Last week, Clinton joined John McCain in calling for a summer gas tax holiday, only she put a twist on it by proposing that oil companies pay the tax rather than just getting rid of it. Obama's counter was that it's a gimmick, not a solution. Then earlier this week, Obama won North Carolina by about 14 percent, and lost Indiana by about two. North Carolina was a bigger win, not only because of the margin of victory, but also because there were more delegates.
In the aftermath, the talking heads on cable declared Obama the nominee. Their reasoning: at this point, Clinton would have to win every remaining race 65% to 35% in order for the math to add up for her. She hasn't won a single race by that margin so far. In protest, Clinton flew in a huff to West Virginia to campaign. In an effort to stem the growing chorus of commentators who say she can't win and should concede, she has begun trying to make the argument that Obama's support is defective because it is too black.
The argument goes like this: you have to have white people to win the election, and white people like me more than they like Obama. A less charitable reading is that she is simply playing off of the racial prejudice of older white voters and concealing it with some nonsense about electability. But whatever her intentions, she sure is being explicit about the racial lines she's drawing. After boasting of her white support in several states, she comes right out and says "there's a pattern emerging here." Paul Begala, a one-time advisor to Bill Clinton and current Clinton supporter put it more bluntly, saying that the democracts can't win with just "eggheads and African-Americans."

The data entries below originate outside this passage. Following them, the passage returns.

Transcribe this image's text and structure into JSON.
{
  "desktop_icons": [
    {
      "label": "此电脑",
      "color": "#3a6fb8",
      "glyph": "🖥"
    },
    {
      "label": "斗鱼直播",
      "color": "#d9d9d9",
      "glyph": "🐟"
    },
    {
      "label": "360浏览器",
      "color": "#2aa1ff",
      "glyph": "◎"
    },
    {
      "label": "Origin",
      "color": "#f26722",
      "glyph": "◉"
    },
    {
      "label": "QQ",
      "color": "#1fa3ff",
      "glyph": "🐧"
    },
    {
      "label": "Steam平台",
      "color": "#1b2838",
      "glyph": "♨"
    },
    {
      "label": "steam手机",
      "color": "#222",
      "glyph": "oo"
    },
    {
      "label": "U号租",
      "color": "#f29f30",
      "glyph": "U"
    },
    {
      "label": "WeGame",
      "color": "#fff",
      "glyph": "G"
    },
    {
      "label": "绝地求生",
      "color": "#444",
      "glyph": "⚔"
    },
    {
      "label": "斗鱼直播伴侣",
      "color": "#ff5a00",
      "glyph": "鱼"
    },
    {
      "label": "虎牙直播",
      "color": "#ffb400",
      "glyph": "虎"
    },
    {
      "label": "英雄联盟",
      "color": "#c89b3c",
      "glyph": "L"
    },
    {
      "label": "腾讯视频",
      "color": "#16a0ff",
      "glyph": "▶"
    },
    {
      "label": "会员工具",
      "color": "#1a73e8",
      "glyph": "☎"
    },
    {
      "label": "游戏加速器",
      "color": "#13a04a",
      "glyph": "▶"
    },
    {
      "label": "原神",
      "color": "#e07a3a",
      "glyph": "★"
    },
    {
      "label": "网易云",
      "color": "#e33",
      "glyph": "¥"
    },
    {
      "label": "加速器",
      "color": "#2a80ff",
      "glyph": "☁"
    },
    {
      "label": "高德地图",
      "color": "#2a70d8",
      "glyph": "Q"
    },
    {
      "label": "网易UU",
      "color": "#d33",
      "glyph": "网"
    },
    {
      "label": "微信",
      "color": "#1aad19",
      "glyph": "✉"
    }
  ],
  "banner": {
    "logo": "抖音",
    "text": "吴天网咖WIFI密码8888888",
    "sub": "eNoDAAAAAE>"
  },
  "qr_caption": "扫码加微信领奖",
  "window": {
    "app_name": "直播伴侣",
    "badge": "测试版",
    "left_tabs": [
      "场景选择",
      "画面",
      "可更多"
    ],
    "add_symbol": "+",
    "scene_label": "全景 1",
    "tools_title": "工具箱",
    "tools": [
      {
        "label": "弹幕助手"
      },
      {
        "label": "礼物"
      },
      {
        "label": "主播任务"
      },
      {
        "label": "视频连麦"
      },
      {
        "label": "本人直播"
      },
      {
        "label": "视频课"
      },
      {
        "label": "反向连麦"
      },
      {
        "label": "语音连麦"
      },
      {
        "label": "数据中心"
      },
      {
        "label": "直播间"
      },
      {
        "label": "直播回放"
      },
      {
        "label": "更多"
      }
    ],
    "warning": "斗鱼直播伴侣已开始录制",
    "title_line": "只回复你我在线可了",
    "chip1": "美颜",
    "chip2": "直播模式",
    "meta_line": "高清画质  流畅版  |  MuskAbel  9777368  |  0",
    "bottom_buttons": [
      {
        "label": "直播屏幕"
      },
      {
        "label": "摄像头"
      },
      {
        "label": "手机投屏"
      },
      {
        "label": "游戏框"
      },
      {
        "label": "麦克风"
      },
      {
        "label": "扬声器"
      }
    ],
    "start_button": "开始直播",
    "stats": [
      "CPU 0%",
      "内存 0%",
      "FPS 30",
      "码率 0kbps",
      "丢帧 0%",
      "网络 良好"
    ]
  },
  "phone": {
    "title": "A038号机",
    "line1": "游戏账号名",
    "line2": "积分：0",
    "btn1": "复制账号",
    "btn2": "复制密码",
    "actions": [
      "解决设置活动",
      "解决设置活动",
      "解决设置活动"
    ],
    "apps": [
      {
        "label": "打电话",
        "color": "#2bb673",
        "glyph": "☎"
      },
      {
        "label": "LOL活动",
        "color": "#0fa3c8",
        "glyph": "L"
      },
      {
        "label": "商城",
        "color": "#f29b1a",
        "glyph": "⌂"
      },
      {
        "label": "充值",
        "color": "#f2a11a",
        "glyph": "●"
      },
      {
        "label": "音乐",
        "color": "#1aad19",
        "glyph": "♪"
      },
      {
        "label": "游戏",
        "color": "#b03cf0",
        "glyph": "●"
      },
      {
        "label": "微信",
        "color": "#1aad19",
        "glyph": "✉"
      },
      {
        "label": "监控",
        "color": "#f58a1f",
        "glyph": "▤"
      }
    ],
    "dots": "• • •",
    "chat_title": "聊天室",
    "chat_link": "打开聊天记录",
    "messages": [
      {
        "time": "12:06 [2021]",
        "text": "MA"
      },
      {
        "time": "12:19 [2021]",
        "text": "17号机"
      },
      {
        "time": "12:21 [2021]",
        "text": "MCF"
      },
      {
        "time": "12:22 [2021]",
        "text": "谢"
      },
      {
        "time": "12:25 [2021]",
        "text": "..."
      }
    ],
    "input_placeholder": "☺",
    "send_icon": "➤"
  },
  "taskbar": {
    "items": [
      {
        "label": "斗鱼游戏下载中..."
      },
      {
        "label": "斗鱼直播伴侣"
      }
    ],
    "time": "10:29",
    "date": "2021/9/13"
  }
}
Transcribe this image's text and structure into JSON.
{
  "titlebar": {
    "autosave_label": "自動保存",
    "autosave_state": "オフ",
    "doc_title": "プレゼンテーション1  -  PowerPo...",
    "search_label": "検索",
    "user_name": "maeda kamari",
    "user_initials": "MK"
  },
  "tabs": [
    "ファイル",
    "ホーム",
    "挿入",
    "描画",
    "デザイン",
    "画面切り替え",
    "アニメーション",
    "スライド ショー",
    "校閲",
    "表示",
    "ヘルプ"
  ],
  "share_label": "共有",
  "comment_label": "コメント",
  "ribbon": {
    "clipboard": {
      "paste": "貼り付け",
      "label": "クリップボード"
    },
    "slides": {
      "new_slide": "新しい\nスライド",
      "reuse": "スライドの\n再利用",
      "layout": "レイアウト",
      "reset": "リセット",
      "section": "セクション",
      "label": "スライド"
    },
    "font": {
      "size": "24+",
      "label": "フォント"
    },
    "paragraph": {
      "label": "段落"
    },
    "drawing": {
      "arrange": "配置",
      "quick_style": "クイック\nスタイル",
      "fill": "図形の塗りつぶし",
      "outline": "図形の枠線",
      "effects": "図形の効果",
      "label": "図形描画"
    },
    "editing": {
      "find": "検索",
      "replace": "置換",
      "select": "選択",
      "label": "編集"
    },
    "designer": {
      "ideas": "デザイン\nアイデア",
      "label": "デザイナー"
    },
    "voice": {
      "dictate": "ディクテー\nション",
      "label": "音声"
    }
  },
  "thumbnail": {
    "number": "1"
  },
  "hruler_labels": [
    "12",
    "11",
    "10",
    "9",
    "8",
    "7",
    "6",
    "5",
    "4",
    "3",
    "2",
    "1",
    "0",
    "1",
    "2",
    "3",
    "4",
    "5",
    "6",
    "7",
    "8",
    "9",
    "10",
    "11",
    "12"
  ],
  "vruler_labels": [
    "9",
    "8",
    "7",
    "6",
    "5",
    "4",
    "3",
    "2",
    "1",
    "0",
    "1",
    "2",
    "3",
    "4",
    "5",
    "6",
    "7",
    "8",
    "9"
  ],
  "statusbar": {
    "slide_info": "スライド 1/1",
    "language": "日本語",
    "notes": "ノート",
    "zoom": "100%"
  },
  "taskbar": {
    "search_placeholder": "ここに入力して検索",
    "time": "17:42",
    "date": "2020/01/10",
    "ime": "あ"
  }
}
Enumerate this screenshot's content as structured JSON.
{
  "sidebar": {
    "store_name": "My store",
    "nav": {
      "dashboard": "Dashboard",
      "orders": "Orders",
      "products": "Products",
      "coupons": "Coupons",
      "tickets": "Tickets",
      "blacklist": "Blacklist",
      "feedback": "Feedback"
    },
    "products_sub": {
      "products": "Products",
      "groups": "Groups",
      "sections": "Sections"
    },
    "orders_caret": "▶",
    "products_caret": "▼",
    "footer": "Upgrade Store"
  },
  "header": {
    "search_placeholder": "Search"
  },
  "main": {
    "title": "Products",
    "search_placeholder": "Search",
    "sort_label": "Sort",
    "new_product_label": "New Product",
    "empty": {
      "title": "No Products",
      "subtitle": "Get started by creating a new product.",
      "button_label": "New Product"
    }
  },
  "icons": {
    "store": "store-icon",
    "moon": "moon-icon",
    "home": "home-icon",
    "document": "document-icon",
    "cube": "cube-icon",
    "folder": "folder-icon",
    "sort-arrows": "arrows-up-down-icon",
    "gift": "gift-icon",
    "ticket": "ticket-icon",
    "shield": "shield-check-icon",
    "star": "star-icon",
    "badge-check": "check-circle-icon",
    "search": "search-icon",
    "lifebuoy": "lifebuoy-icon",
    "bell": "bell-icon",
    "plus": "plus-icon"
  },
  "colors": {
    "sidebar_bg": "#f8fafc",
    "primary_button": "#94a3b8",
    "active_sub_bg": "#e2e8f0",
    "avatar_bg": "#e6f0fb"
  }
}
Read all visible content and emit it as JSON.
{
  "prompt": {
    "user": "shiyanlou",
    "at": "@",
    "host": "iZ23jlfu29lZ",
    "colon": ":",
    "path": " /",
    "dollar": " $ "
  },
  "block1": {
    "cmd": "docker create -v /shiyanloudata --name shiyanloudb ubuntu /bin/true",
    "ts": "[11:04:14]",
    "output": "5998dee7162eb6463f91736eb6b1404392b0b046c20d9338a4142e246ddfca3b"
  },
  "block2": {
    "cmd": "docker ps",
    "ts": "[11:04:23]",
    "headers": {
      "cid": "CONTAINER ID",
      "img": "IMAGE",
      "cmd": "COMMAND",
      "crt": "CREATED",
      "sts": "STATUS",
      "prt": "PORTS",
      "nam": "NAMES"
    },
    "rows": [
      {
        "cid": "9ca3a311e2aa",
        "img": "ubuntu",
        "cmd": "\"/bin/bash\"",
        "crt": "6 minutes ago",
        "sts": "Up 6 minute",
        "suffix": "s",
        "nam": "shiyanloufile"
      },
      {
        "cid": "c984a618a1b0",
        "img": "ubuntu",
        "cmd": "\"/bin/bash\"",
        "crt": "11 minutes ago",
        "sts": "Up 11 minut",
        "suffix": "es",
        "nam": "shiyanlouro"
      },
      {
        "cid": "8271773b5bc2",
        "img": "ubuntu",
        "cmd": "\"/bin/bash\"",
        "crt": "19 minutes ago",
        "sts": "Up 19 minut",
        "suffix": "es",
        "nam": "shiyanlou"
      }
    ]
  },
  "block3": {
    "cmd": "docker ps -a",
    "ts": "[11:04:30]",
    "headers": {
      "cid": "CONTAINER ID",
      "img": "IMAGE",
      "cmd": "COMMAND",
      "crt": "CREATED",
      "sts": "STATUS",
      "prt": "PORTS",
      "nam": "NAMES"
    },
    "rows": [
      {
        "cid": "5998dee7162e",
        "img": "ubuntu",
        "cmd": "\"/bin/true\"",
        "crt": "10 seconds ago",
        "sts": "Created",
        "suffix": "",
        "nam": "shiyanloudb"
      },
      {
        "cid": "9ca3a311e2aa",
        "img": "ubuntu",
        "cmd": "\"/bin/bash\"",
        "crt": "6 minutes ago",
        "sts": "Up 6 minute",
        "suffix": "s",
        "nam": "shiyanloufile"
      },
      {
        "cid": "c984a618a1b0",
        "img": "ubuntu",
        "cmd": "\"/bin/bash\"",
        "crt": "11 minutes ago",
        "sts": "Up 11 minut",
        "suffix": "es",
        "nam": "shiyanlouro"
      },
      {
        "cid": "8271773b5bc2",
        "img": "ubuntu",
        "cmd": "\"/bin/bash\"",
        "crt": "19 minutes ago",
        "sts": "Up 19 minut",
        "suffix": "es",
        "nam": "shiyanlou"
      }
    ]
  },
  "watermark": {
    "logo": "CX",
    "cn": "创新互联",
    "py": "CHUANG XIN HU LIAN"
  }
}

Ironic that this comes from the woman whose husband once had almost rock-star status among African Americans, and who was once dubbed the nation's first black President by Toni Morrison. And conveniently, Ms. Morrison has recently explained what she really meant when she called Bill the first black President: not that he was culturally black, but that the nation was treating him as the cops treat a black man on the street: guilty from the start. And, by the way, she supports Obama.